また、国土交通省からは事故防止のため、解体工事における外壁崩落の防止対策に関するガイドラインが定められています。危険を伴う現場だからこそ、防止のために様々な法律やガイドラインが定められているのです。
解体業者による安全対策
解体業者も事故防止のために様々な取り組みをしています。具体的にはKY(危険予知)活動・火気安全対策・安全パトロール・5S活動(現場の問題を解決するための活動)などの対策を施しています。
解体工事中に巡回者による点検を行ったり、危険を予測してお互いに指摘し合う訓練活動などを行っています。危険な現場だからこそ、ルールを守って事故を防止するための措置を実施しているのです。
建設現場の現状
冒頭で解体工事で過去に起きた多くの事故を見ていきましたが、事故の多くは人災によるものでした。人災が発生した背景には、「事故防止のために定められた法律に違反した・安全対策を怠っていた」ことが挙げられます。
東京労働局の調べでは、東京都内の建設現場において臨検監督をした結果、約半数が労働安全衛生法違反を犯していたことが分かりました。特に災害の原因の多くを占める、墜落防止に関わる違反行為が、約4割の現場で見受けられました。
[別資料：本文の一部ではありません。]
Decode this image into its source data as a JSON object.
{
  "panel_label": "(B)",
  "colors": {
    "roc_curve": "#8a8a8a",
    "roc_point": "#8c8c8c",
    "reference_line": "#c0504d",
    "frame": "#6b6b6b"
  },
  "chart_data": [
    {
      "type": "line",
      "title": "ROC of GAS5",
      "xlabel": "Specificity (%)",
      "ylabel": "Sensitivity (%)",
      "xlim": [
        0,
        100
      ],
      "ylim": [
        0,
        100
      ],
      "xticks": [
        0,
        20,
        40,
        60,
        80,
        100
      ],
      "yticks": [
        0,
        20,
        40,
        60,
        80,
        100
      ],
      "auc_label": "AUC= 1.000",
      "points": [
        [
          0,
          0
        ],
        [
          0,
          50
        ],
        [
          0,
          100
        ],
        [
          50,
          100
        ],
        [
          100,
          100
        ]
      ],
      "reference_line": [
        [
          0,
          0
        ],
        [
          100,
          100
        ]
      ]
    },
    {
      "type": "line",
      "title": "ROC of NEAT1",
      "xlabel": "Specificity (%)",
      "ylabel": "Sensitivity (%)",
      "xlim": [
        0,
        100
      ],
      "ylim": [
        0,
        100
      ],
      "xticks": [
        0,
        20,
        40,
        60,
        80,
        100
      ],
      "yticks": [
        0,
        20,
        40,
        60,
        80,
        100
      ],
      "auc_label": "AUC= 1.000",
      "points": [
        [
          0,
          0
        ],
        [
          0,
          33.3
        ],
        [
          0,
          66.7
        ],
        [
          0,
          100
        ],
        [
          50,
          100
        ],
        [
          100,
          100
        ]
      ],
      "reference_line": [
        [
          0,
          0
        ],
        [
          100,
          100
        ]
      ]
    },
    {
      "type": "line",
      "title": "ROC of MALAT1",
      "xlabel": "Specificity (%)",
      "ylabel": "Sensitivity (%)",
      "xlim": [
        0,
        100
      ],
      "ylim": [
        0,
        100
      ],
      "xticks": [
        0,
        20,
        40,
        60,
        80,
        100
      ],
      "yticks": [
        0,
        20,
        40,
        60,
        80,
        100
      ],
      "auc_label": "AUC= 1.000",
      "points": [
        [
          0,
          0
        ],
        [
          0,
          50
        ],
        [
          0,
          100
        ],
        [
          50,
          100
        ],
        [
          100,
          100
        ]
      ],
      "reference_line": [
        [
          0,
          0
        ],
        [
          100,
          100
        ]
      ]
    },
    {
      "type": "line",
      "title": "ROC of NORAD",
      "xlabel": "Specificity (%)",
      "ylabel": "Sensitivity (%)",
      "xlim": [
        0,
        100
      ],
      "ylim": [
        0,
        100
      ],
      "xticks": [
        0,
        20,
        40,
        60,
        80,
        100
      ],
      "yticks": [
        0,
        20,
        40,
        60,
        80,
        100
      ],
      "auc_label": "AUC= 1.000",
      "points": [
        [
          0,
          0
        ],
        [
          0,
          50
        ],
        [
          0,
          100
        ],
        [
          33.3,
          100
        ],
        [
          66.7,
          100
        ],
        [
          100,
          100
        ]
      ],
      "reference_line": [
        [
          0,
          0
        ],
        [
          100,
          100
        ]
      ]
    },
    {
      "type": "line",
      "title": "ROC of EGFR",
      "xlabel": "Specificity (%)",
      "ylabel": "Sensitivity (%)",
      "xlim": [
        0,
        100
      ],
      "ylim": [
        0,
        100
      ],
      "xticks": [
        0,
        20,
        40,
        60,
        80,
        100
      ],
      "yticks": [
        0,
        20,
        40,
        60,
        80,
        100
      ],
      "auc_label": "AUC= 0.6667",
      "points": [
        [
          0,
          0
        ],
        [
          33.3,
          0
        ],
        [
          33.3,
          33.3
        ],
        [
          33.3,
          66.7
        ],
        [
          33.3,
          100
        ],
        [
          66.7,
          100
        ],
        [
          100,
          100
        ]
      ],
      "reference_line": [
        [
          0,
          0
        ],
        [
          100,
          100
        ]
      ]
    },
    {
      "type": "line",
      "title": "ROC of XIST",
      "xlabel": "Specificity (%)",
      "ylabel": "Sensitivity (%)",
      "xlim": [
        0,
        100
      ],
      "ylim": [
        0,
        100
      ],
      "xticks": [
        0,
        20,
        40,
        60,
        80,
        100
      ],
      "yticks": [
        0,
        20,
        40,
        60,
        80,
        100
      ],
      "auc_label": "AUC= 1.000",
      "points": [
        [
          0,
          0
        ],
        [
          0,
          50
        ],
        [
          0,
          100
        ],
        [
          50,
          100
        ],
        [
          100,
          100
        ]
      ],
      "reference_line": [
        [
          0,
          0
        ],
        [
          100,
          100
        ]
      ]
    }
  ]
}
法律やガイドラインを守り、安全対策を法律やガイドラインで定めた規制や、事故防止のための取り組みをしっかり行っている解体業者を選ぶことが、人災を防ぐ為の一番の方法です。
安心できる解体業者の選び方
事故を防ぐ為にも、解体業者選びが重要とお伝えしましたが、実際にどうやって判断するべきか迷ってしまいますよね。最低限確認したい点としては、以下の5点が挙げられます。
- 解体工事の登録又は建設業の許可を持っている
- 賠償損害保険へ加入している
- 質問に対して適切な回答がある
- 明確な見積りがあり内訳の説明がある
- 契約書を書面で結んでいる
ただし上記だけでは判断できないこともあるため、選定から契約に至るまでの段階で一つひとつチェックして決めることをおすすめします。
また、解体工事には大きな金額がかかるため低く抑えたい所ですが、高額な値下げ交渉を行うと業者にも大きな負担が掛かるため、安全面で不安が出る可能性があります。
安全に工事を終えるためにも、適正価格で解体工事を依頼することをおすすめします。
解体工事の保険についてのまとめ
解体工事で起こりうる事故やトラブルを踏まえて、解体業者に確認するべき保険についてご紹介しました。
解体業者が全て保険に加入している訳ではないため、解体業者を選ぶ際には保険に加入しているか確認することが重要です。また、加入している保険が第三者へ賠償責任が発生した際に保証が受けられる内容かどうかも聞いておきましょう。
安全への意識が高い解体業者なら、事故への防止意識と共に保険の対策も行っています。ただ安いからという理由で解体業者を選ばす、安全対策への意識が高い解体業者を選ぶことで、トラブルに巻き込まれることを防ぎましょう。